Heute präsentieren wir euch ein Interview mit Stephan Ortlepp, der in seinem Projekt Musica Non Grata in den letzten fünf Jahren diverse Underground-Filme veredelt hat (u. a. The Rise Of Valhalla). Sein Sound zeichnet sich dabei oft durch düstere Klangkulissen aus, die weniger an standardisierte Filmmusik erinnern, sondern die filmischen Bilder mit einer dunklen Mischung aus Ambient, Noise und Industrial auskleiden.

Musica Non Grata
Das Logo von Musica Non Grata.

Filmtoast: Hi Stephan, stell dich zu Beginn doch erst einmal vor – was tust du denn genau?

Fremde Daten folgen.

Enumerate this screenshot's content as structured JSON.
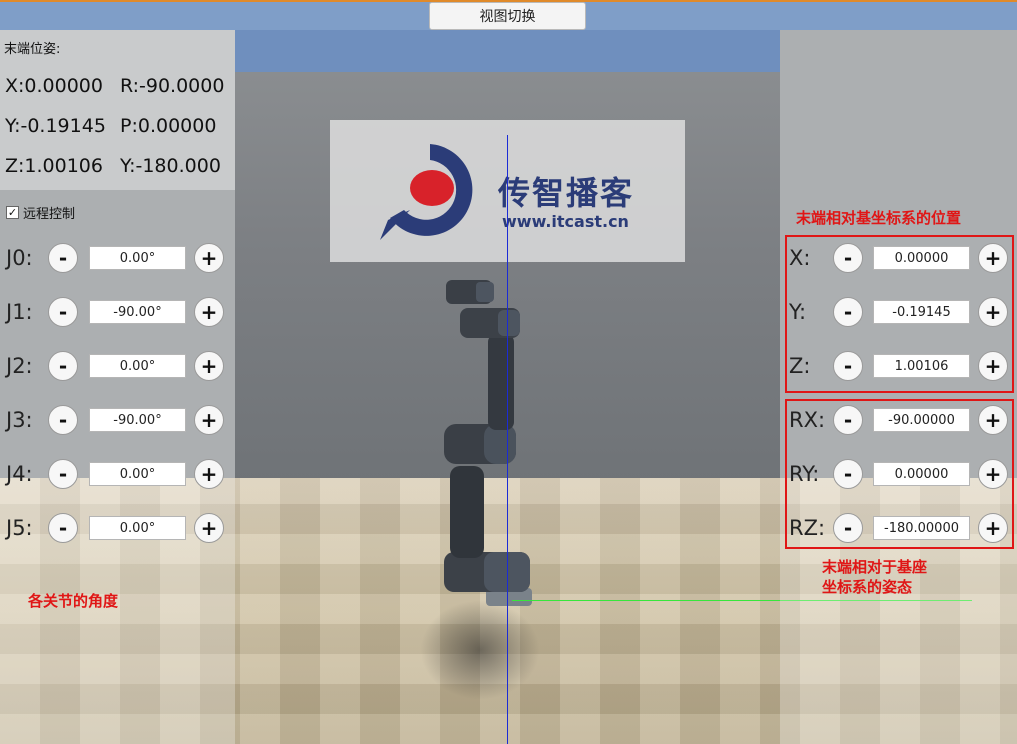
{
  "toolbar": {
    "view_switch_label": "视图切换"
  },
  "logo": {
    "text_cn": "传智播客",
    "url": "www.itcast.cn"
  },
  "pose": {
    "title": "末端位姿:",
    "x": "X:0.00000",
    "r": "R:-90.0000",
    "y": "Y:-0.19145",
    "p": "P:0.00000",
    "z": "Z:1.00106",
    "yaw": "Y:-180.000"
  },
  "remote": {
    "label": "远程控制",
    "checked": true,
    "check_glyph": "✓"
  },
  "joints": [
    {
      "label": "J0:",
      "value": "0.00°"
    },
    {
      "label": "J1:",
      "value": "-90.00°"
    },
    {
      "label": "J2:",
      "value": "0.00°"
    },
    {
      "label": "J3:",
      "value": "-90.00°"
    },
    {
      "label": "J4:",
      "value": "0.00°"
    },
    {
      "label": "J5:",
      "value": "0.00°"
    }
  ],
  "joint_note": "各关节的角度",
  "position_note": "末端相对基坐标系的位置",
  "orientation_note_line1": "末端相对于基座",
  "orientation_note_line2": "坐标系的姿态",
  "position": [
    {
      "label": "X:",
      "value": "0.00000"
    },
    {
      "label": "Y:",
      "value": "-0.19145"
    },
    {
      "label": "Z:",
      "value": "1.00106"
    }
  ],
  "orientation": [
    {
      "label": "RX:",
      "value": "-90.00000"
    },
    {
      "label": "RY:",
      "value": "0.00000"
    },
    {
      "label": "RZ:",
      "value": "-180.00000"
    }
  ],
  "buttons": {
    "minus": "-",
    "plus": "+"
  },
  "colors": {
    "annotation_red": "#e01616",
    "axis_blue": "#1b2bd6",
    "axis_green": "#37e63b",
    "accent_orange": "#e08a2a"
  }
}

Stephan Ortlepp: Hi, vielen Dank für die Chance mit euch über meine Arbeit reden zu können. Ich heiße Stephan Ortlepp, lebe im schönen Thüringen und ich komponiere unter dem Künstlernamen Musica Non Grata seit nunmehr fünf Jahren Filmmusiken für Amateur- und Independentproduktionen. Mittlerweile habe ich schon einige Projekte als Komponist begleitet und habe auch schon einige internationale Arbeiten abgeliefert.

 

FT: Komponisten stehen oft eher in der zweiten Reihe. Findest du, dass deine Arbeit ausreichend gewürdigt wird oder gehen Komponisten eher unter?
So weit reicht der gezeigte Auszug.